The Things We Keep by Victoria Chatham

ON PRE-RELEASE HERE


As my grandmother once pointed out, we all have a shelf life, and I’ve reached the stage in life when it’s time to take stock. You know the sort of thing. Is the will written? Are insurance policies in place, and is the paperwork easy to find? Have you appointed an executor? I don’t want anyone to think I’m ready to go yet. I’m not. Thankfully, I’m still hale and hearty, but I don’t do things as fast as I once did. With all that in mind, this winter I decided to sort out my many, many photographs, something I’ve threatened to do for at least the last five winters.

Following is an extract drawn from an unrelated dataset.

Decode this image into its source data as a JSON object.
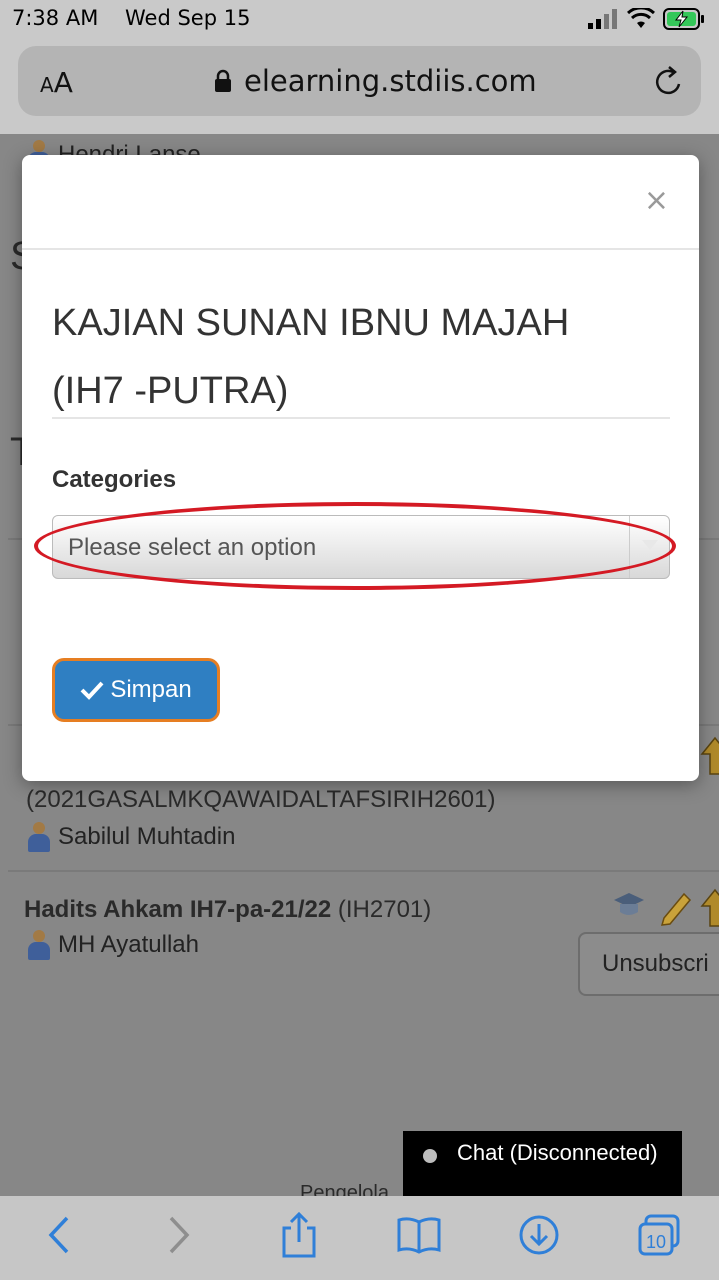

Some might look at what I have and call me a hoarder. I prefer packrat, a condition I came by honestly. As a child of a military family, we moved constantly from one fully furnished married quarters address to another. Of our personal belongings, what didn’t fit into one of our four big tea chests, the old-fashioned kind with riveted metal edges and lined with aluminium foil, and a couple of suitcases, didn’t move with us.

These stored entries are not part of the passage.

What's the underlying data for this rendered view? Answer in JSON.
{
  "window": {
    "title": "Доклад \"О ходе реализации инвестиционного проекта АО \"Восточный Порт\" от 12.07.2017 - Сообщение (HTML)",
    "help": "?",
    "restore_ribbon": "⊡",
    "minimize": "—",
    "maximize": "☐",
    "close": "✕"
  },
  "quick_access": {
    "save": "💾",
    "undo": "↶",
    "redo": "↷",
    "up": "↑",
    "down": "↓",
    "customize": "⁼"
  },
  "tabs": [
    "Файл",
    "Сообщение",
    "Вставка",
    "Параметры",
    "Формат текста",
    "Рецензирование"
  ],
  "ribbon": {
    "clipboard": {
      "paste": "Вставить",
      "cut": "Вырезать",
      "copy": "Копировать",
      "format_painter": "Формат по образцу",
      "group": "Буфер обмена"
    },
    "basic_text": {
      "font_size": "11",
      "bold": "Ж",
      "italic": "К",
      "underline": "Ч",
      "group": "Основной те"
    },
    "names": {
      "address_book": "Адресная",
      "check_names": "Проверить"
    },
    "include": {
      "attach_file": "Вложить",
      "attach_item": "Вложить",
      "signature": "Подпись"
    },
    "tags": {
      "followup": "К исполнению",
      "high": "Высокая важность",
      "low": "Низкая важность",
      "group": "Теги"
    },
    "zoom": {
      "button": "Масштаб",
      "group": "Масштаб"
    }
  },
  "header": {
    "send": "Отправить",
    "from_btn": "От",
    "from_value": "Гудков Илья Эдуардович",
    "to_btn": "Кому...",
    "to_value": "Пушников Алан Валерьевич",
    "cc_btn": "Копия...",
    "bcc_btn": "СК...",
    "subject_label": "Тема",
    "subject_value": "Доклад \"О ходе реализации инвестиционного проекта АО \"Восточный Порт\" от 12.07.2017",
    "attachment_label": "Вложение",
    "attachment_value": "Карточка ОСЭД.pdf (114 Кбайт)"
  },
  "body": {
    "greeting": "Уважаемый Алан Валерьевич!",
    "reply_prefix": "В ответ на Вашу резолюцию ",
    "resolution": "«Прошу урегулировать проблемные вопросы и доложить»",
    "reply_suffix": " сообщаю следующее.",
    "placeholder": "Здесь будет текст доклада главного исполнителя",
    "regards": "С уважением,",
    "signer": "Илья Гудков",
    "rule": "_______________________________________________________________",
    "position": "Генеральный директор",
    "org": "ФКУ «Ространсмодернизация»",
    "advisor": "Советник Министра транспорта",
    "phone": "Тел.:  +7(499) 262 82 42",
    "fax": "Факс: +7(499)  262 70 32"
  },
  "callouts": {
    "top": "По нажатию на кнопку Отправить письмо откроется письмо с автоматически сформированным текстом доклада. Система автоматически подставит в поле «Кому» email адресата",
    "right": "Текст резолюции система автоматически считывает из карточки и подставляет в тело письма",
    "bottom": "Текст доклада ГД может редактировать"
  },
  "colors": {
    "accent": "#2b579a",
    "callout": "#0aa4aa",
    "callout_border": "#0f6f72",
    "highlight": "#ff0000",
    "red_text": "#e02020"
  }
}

Vintage Tea Chest Trunk Box Crate Storage Side Table Bed Side | Etsy | Tea chest, Crate storage ...

Image from pinterest.com

As an adult, I kept everything I could. From boxes of all shapes and sizes, you know the ones I mean - that little jewellery box that’s been in the corner of a drawer for ages, just in case, until the time comes when, unused and apparently unwanted, you get rid of it. And immediately need a box of exactly the same size. Then there are books, magazines, and what could be politely termed bric-a-brac or, more accurately, junk.

But now this piper is looking at paying the price. I don’t want my executor to have to do more than necessary when the time comes, so out came my two five-gallon Rubbermaid tubs loaded with photographs, plus two more boxes packed with albums. This may not seem like much to many of you, but to me, it is a lot.

But oh, the memories. My parents' wedding photographs. Me as a baby and a five-year-old. My children as babies and toddlers. Weddings and christenings, vacations and holidays, indicated by everything from daffodils at Easter to cards hanging from oak beams at Christmas. There are photographs of places I don’t remember visiting, and of people whose faces are unfamiliar, and whose names, if ever known, are long forgotten. I have photos of a Pekinese called Bocky, but no idea whose dog he was or where the photos were taken.

Two large albums contain a photographic record of my month-long trip to New Zealand in 1985. We flew in relative luxury with Singapore Airlines, when even tourist class had plenty of legroom. No vacuum-packed meals here. Good hot food was served on china plates, with proper cutlery and glassware appropriate to your beverage choice. Here is the printed menu, depicting Singapore’s first St. Andrew’s Church, drawn in 1837,


 and a page showing the fare available on the Singapore - Abu Dhabi leg of the flight, all 7 hours and 15 minutes of it, but in all a twenty-nine-hour flight from Auckland to Heathrow.

 


After several days of looking at them, my collection of photographs is now reduced to one box. That will still need sorting into some sort of personal history, but it can wait until next Winter. The rest of the photographs? Shredded without a qualm because they no longer serve a purpose. It might not be much, but it’s a beginning, and now that the job is done, it’s time to start plotting Book 3 in my Sixpenny Cross Cosy Murder Mysteries, A Corpse in the Canal.